Ende der Landesdatenschutzgesetze?

Die EU-Datenschutz-Grundverordnung liegt nun als Vorschlag für eine Verordnung des Europäischen Parlaments und des Rates zum Schutz natürlicher Personen bei der Verarbeitung personenbezogener Daten und zum freien Datenverkehr vor (Interinstitutionelles Dossier: 2012/0011(COD)). Es wird erwartete, dass im Frühjahr 2018 die EU-Datenschutz-Grundverordnung in Kraft tritt.

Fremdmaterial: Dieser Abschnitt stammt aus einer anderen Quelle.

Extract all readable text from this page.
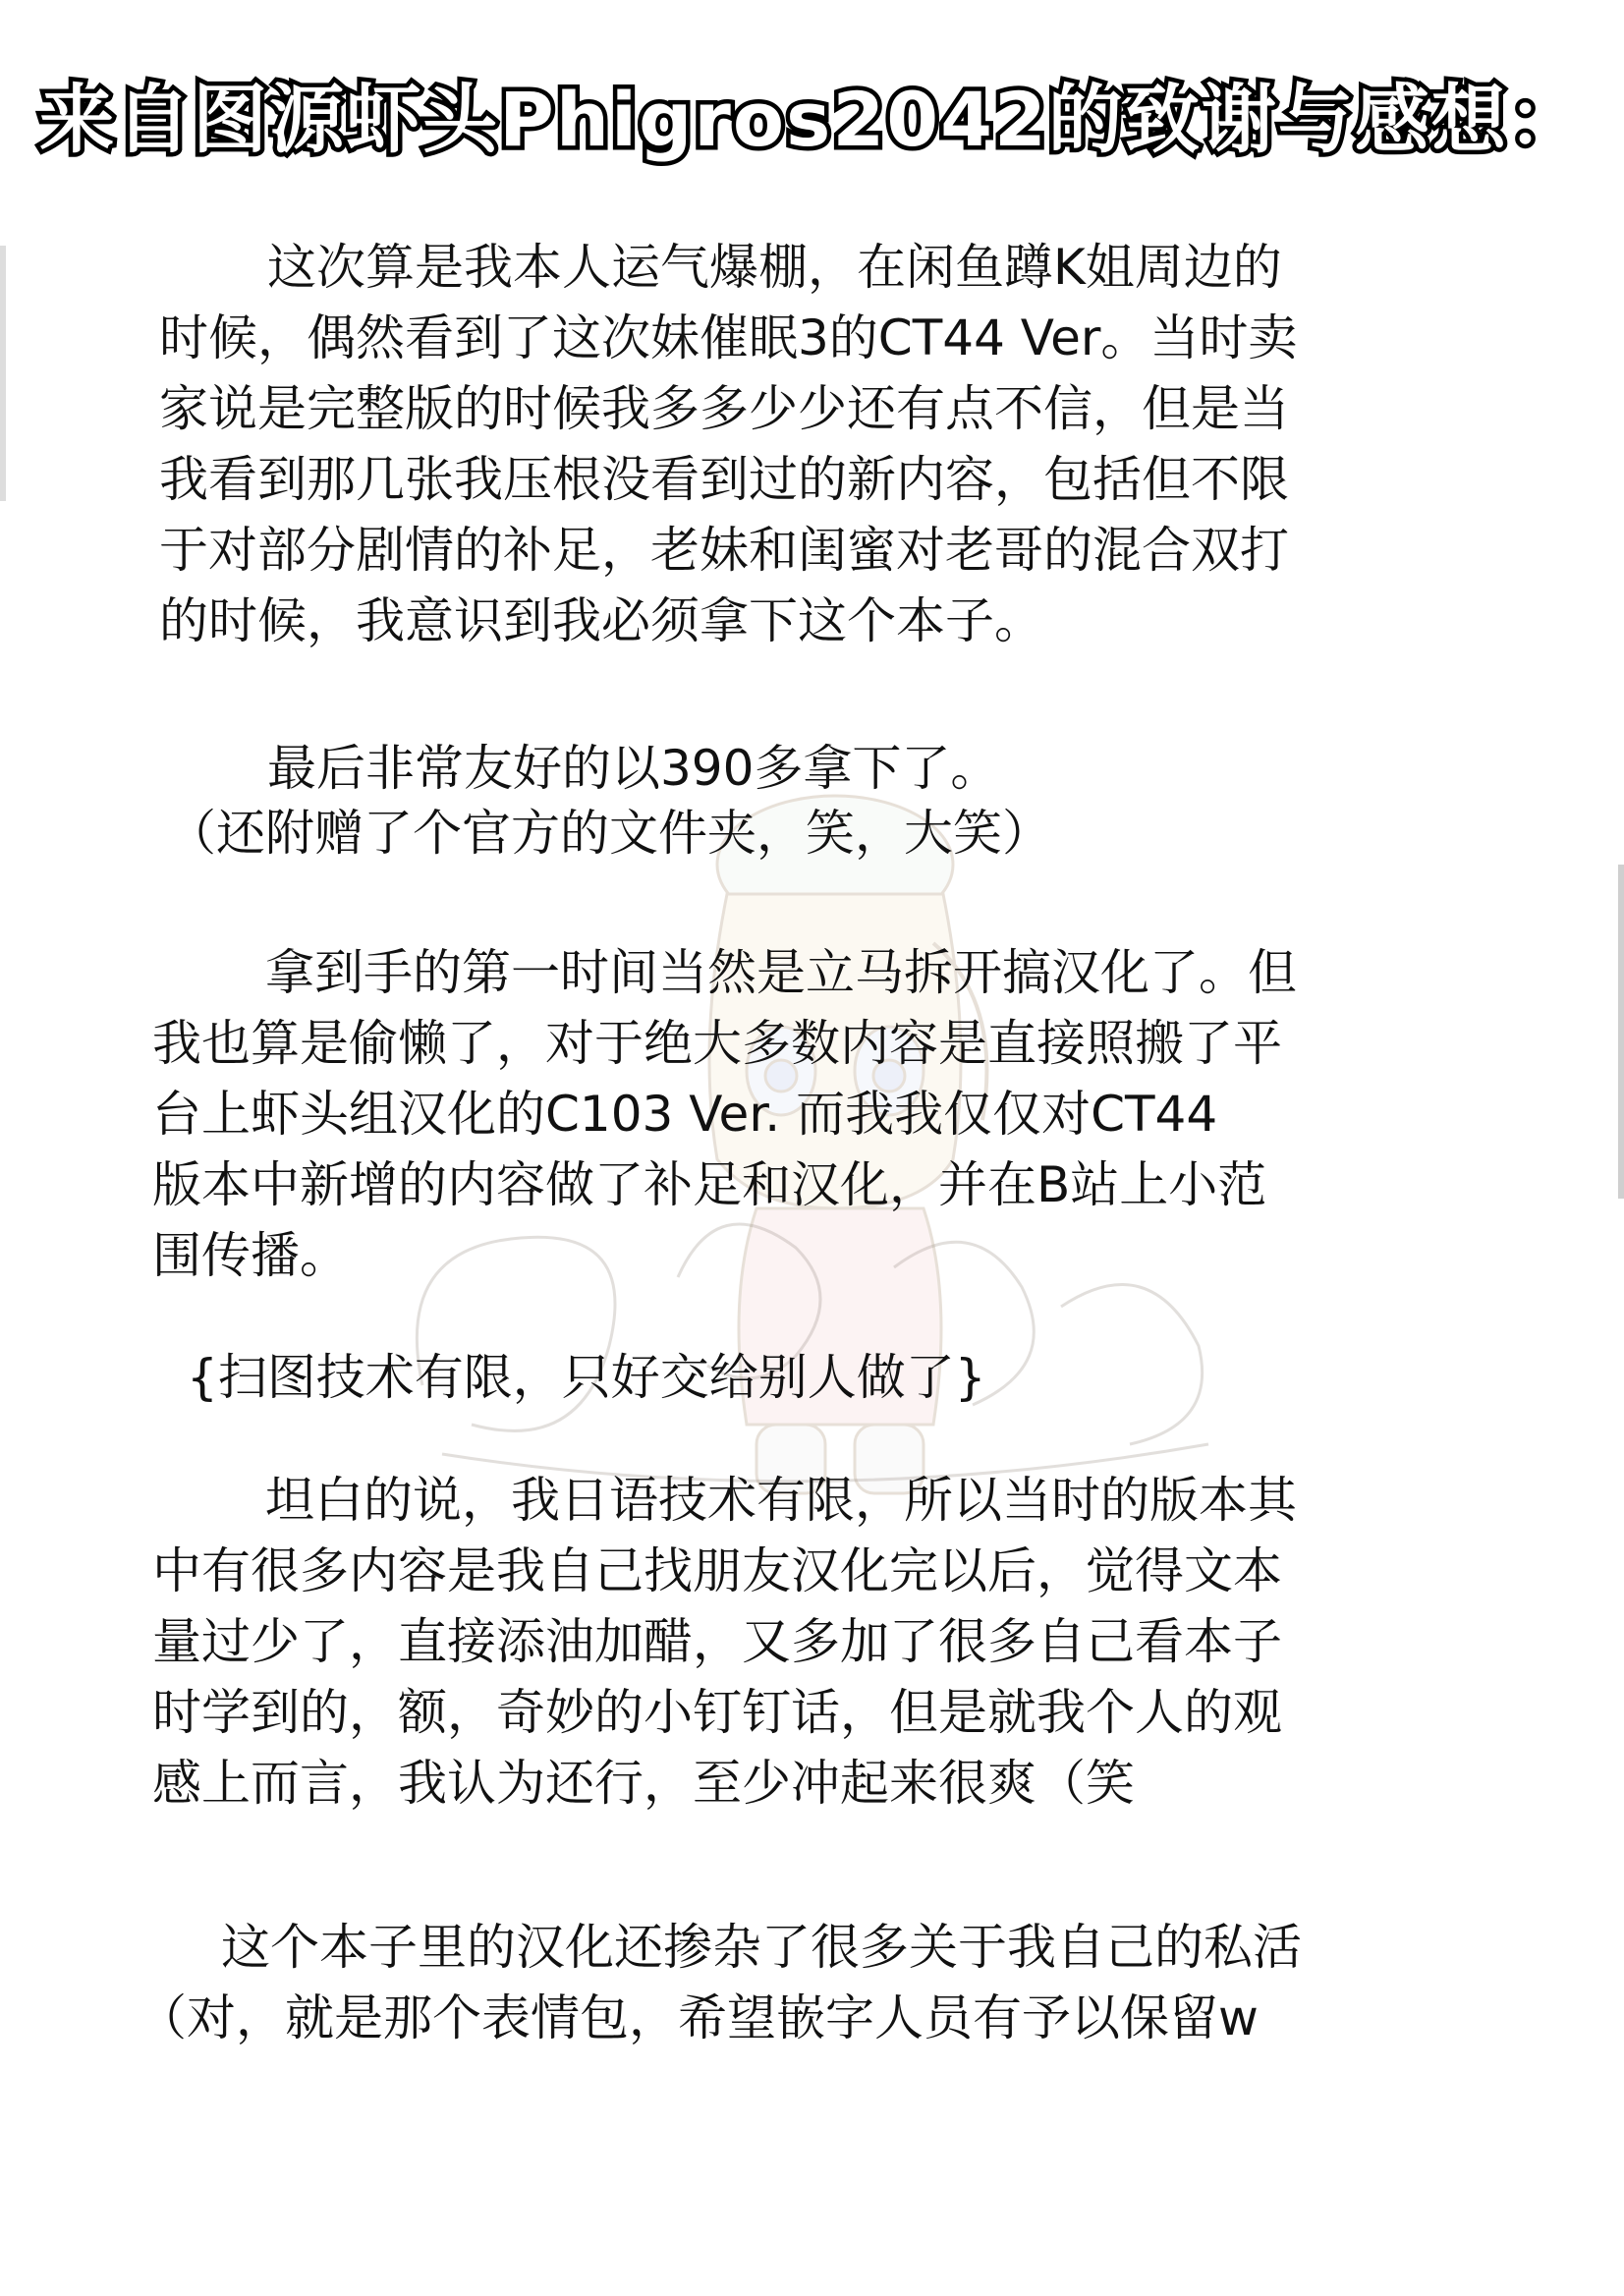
来自图源虾头Phigros2042的致谢与感想：
这次算是我本人运气爆棚，在闲鱼蹲K姐周边的
时候，偶然看到了这次妹催眠3的CT44 Ver。当时卖
家说是完整版的时候我多多少少还有点不信，但是当
我看到那几张我压根没看到过的新内容，包括但不限
于对部分剧情的补足，老妹和闺蜜对老哥的混合双打
的时候，我意识到我必须拿下这个本子。
最后非常友好的以390多拿下了。
（还附赠了个官方的文件夹，笑，大笑）
拿到手的第一时间当然是立马拆开搞汉化了。但
我也算是偷懒了，对于绝大多数内容是直接照搬了平
台上虾头组汉化的C103 Ver. 而我我仅仅对CT44
版本中新增的内容做了补足和汉化，并在B站上小范
围传播。
{扫图技术有限，只好交给别人做了}
坦白的说，我日语技术有限，所以当时的版本其
中有很多内容是我自己找朋友汉化完以后，觉得文本
量过少了，直接添油加醋，又多加了很多自己看本子
时学到的，额，奇妙的小钉钉话，但是就我个人的观
感上而言，我认为还行，至少冲起来很爽（笑
这个本子里的汉化还掺杂了很多关于我自己的私活
（对，就是那个表情包，希望嵌字人员有予以保留w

Antreiber für den europäischen Gesetzgeber waren die zunehmenden Gefahren bei der Verarbeitung personenbezogener Daten, die zum einen durch neue technische Möglichkeiten und die digitale Wirtschaft, zum anderen aber auch durch den deutlichen Anstieg eines grenzüberschreitenden Datenverkehrs zu beobachten sind.

Hier wollte die EU mit ihrem Vorschlag verschiedene Ziele verfolgen.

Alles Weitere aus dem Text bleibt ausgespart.